Dear Editor,
We read with the great interest the article by Valderrama-Treviño et al. (2024) on the development and evaluation of a Poly (D,L-lactide-co-glycolide) (PGLA) - Polycaprolactone (PCL) - Gelatin (Gel) electrospun scaffold for extrahepatic bile duct replacement [1]. The study's promising results in a porcine model pave the way for significant advancements in tissue engineering and regenerative medicine, as we believe.
Once upon a time, a century ago, the famous surgeons William Mayo and Hans Kehr noted that extrahepatic biliary surgery was a special field of repair surgery that required novel approaches and techniques [2]. Since then, antibiotics, synthetic materials and laparoscopy have changed the face of hepatobiliary surgery. However, one thing that distinguishes tissue engineering from other engineering fields is that bioengineers and surgeons still work in terms of essentials of medical physiology without any abstraction. Why do the abstractions matter?
Medical physiology is inherently complex, involving many interacting systems and variables. Only some aspects of physiology are translated into quantitative physiology [3]. Abstractions help to distill this complexity into more manageable models, making it easier to understand, predict, and manipulate biological processes. Abstractions allow for the development of scalable solutions that can be generalized across different contexts. For example, a tissue engineering approach that works for one type of tissue can potentially be adapted for other types, thanks to the abstraction principles underlayered dynamics of the living organism. The field remains deeply rooted in manual manipulation and hands-on experimentation, where each step is meticulously executed without the guiding principles that other scientific disciplines might rely on.

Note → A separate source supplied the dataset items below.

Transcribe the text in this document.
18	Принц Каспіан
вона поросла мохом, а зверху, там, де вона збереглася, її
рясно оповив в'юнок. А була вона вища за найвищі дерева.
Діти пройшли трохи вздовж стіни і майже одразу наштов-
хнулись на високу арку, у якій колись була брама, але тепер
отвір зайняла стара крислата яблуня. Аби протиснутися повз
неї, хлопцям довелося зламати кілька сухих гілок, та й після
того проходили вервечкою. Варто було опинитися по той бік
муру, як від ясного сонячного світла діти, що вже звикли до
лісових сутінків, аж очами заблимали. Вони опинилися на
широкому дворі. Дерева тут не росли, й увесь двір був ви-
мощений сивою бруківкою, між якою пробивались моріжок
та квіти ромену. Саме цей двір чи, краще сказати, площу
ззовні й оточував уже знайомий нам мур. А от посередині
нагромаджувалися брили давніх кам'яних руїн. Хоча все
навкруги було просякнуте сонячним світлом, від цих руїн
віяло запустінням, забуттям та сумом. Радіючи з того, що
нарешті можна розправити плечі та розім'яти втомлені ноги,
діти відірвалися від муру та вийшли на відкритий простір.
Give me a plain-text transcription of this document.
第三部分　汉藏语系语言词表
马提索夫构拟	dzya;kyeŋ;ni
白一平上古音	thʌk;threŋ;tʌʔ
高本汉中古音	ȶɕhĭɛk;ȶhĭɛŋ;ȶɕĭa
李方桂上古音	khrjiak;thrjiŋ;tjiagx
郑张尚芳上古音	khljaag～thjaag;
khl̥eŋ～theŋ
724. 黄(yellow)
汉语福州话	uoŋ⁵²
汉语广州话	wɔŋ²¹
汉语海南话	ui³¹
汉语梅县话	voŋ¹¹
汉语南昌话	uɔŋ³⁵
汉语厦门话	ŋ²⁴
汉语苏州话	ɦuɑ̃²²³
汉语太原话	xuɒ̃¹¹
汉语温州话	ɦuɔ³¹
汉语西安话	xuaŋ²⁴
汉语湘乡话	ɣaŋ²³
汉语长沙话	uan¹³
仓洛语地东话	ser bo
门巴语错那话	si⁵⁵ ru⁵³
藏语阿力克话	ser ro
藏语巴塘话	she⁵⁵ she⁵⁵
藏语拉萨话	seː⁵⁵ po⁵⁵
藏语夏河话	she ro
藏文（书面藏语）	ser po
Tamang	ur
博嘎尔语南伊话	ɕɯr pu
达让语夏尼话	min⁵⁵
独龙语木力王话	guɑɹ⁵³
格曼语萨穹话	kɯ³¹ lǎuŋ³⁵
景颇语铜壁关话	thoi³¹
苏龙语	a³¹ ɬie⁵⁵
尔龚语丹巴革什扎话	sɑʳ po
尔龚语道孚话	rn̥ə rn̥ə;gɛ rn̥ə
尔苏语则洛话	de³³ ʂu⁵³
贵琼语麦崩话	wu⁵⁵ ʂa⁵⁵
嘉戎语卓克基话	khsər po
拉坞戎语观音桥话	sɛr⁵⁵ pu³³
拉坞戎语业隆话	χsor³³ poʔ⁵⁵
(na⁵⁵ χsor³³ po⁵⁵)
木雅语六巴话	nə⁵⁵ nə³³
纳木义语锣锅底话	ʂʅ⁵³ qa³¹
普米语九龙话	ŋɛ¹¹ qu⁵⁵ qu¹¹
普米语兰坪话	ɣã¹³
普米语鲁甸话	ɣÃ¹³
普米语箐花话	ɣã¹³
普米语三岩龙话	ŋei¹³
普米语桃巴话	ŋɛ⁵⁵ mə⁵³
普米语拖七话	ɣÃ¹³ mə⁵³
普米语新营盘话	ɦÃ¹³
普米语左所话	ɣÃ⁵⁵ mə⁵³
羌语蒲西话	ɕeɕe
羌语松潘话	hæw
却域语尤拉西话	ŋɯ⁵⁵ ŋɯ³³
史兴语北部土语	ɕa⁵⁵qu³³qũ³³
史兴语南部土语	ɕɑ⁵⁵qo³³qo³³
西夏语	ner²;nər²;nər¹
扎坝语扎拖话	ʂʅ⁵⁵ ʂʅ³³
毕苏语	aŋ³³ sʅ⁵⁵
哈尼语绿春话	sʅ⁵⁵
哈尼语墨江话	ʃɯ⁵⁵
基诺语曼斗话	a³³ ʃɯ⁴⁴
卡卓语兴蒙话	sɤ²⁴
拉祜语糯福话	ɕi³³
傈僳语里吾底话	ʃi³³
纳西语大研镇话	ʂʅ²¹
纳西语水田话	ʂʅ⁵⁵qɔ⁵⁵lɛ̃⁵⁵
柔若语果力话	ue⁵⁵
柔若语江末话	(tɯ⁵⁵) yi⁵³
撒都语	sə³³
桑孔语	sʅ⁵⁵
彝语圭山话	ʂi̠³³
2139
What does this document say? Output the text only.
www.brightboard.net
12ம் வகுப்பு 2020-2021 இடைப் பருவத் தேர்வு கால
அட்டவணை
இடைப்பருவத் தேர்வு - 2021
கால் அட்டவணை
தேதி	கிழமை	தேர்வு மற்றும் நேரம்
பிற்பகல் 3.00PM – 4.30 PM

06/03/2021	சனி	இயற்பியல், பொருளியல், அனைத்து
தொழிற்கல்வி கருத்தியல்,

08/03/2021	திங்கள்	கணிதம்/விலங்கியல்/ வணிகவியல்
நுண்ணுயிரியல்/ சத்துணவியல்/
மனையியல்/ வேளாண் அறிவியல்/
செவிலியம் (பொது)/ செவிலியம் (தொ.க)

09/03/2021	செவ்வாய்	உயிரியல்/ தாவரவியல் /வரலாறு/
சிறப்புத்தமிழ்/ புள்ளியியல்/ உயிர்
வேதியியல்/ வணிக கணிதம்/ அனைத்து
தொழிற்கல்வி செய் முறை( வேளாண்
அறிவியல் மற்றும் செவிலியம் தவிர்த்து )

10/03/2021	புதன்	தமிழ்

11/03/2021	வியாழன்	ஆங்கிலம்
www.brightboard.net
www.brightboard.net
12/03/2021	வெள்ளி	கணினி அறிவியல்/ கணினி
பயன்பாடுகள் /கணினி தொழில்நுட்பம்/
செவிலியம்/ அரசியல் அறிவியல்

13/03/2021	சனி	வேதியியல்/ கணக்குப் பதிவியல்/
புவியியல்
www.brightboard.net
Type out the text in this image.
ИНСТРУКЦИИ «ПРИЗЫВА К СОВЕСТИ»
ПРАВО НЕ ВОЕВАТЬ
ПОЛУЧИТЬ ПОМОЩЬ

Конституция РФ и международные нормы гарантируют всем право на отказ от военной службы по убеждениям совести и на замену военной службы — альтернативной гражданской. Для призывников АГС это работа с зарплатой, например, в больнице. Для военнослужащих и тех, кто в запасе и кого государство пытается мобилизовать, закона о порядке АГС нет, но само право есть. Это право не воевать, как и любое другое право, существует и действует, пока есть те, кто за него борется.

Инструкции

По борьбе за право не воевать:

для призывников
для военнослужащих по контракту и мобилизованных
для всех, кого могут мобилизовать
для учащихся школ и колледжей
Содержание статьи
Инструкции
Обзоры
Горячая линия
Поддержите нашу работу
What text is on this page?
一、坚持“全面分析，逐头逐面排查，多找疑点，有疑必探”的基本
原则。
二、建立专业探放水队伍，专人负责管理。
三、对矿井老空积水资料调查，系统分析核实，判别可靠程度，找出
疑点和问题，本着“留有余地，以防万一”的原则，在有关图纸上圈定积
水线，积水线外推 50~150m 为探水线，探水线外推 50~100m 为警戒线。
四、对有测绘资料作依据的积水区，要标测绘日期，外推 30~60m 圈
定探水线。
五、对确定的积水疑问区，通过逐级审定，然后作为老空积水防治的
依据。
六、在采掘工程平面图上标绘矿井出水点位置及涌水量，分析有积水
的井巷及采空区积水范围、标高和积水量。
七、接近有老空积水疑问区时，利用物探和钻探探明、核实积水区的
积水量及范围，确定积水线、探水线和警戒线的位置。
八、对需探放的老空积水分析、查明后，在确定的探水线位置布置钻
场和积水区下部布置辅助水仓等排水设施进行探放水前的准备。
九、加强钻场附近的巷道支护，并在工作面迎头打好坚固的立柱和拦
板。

There are no Conservation Laws, no Lagrangians, no Forecasting models that go beyond empirical observations, only the tissue's ‘crafting’.
Are there any approaches for abstraction? Some research groups are beginning to explore the potential of integrating computational models and machine learning algorithms to predict tissue behaviors and streamline manufacturing [4,5]. However, the most valuable modern work in the construction of physiological abstractions is morphological patterns, which found that division of labor theory predicts distinct, mechanism-dependent spatial patterns. In this model, the spatial proximity of specialist cells suggests the involvement of cell interactions, with crosstalk networks revealing patterns of interactions between specialist cells [6]. These pioneering efforts aim to bridge empirical data and theoretical frameworks in the hope of eventually reducing reliance on purely manual techniques. We continue to dream that we are not destined to do everything manually, but through intelligent design.